07.07.2021 – 07.56 – Vittoria soffertissima dell’Italia contro la Spagna. Per la prima volta in questo torneo, gli azzurri non sono mai padroni del campo, anzi soffrono per larghissimi tratti il gioco spagnolo. Ma hanno il merito di non disunirsi mai, di restare compatti e di essere lucidi nei momenti decisivi. E di qualificarsi alla finale di EURO2020, che si giocherà domenica 11 luglio alle 21 a Wembley contro la vincente tra Inghilterra e Danimarca. Non ci sono particolari sorprese di formazione nell’undici di Mancini, con Palmieri sulla sinistra al posto di Spinazzola infortunato. Confermato il centrocampo con Barella, Jorginho e Verratti e Immobile al centro dell’attacco, con Chiesa di nuovo preferito a Berardi. Luis Enrique si affida al 4-3-3 suo marchio di fabbrica, in cui Busquets giostra davanti alla difesa e Oyarzabal è il centro dell’attacco formato da Torres e Olmo.
L’Italia è più contratta rispetto alle gare precedenti, anche se in avvio un paio di palle gol interessanti impensieriscono la retroguardia iberica. La Spagna ha il pallino del gioco, fa girare la palla e arriva anche a creare un paio di pericoli consistenti alla porta azzurra, trovando comunque un ispirato Donnarumma a negare la rete. Gli azzurri sbagliano soprattutto in uscita, perdendo tanti palloni nella ricerca degli attaccanti, vuoi per la buona difesa degli iberici, vuoi per gli errori degli attaccanti, non proprio eccellenti nell’attacco della profondità, vuoi per l’imprecisione dei lanci da dietro. Il primo tempo si chiude così sullo 0-0, subito dopo un’occasione capitata sui piedi di Palmieri che però non trova la porta.
Anche nella ripresa è la Spagna ad avere il pallino del gioco, anche se rispetto al primo tempo l’Italia sembra più quadrata e anche più precisa nel dare avanti la palla. Ne esce una partita aperta, con le due squadre che, seppur in modo diverso, cercano l’area avversaria: più gioco ragionato per la Spagna, più verticale e senza fronzoli quello azzurro. Su una ripartenza nasce il vantaggio azzurro: Immobile lanciato per l’ennesima volta in profondità viene anticipato da Laporte, ma Chiesa è pronto a raccogliere la sfera e calciarla alle spalle di Simon per l’1-0. La Spagna si arrabbia e la partita si accende, con entrambe le squadre che hanno buone occasioni per segnare. Il primo a coglierla è Morata, che trova l’1-1 all’80’ con un’imbucata centrale. È il gol che trascina la partita ai supplementari, perché dopo il pareggio la Spagna abbassa i ritmi e tira il fiato.
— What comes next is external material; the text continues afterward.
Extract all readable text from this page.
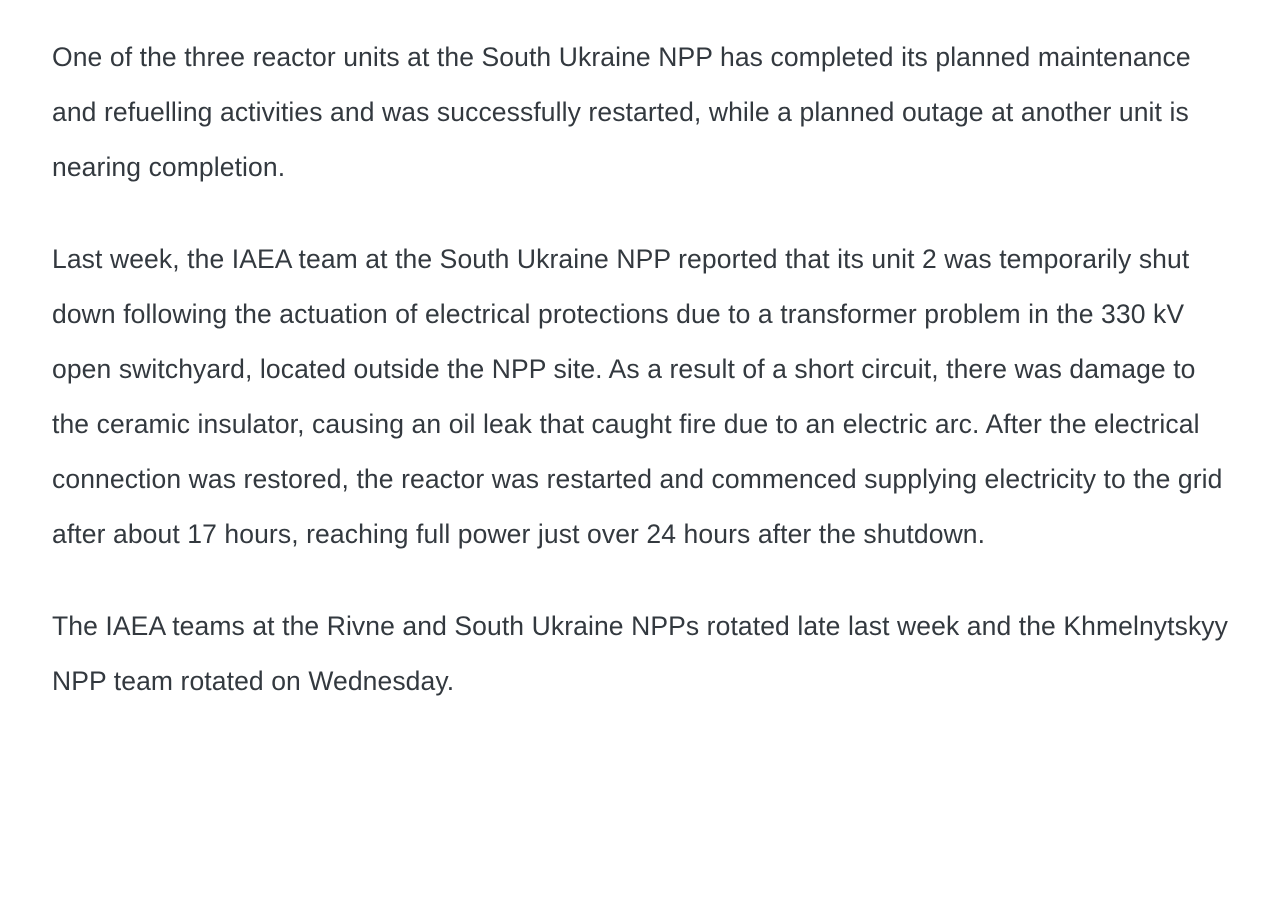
One of the three reactor units at the South Ukraine NPP has completed its planned maintenance and refuelling activities and was successfully restarted, while a planned outage at another unit is nearing completion.

Last week, the IAEA team at the South Ukraine NPP reported that its unit 2 was temporarily shut down following the actuation of electrical protections due to a transformer problem in the 330 kV open switchyard, located outside the NPP site. As a result of a short circuit, there was damage to the ceramic insulator, causing an oil leak that caught fire due to an electric arc. After the electrical connection was restored, the reactor was restarted and commenced supplying electricity to the grid after about 17 hours, reaching full power just over 24 hours after the shutdown.

The IAEA teams at the Rivne and South Ukraine NPPs rotated late last week and the Khmelnytskyy NPP team rotated on Wednesday.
Tutta la stanchezza accumulata nei 90’, si paga nei tempi supplementari, dove la manovra è pressoché assente, i ritmi si abbassano decisamente e le poche azioni sono più frutto di errori avversari che di effettive giocate. E quindi si va ai rigori. Dal dischetto, gli errori di Olmo e Morata sono decisivi per la vittoria azzurra.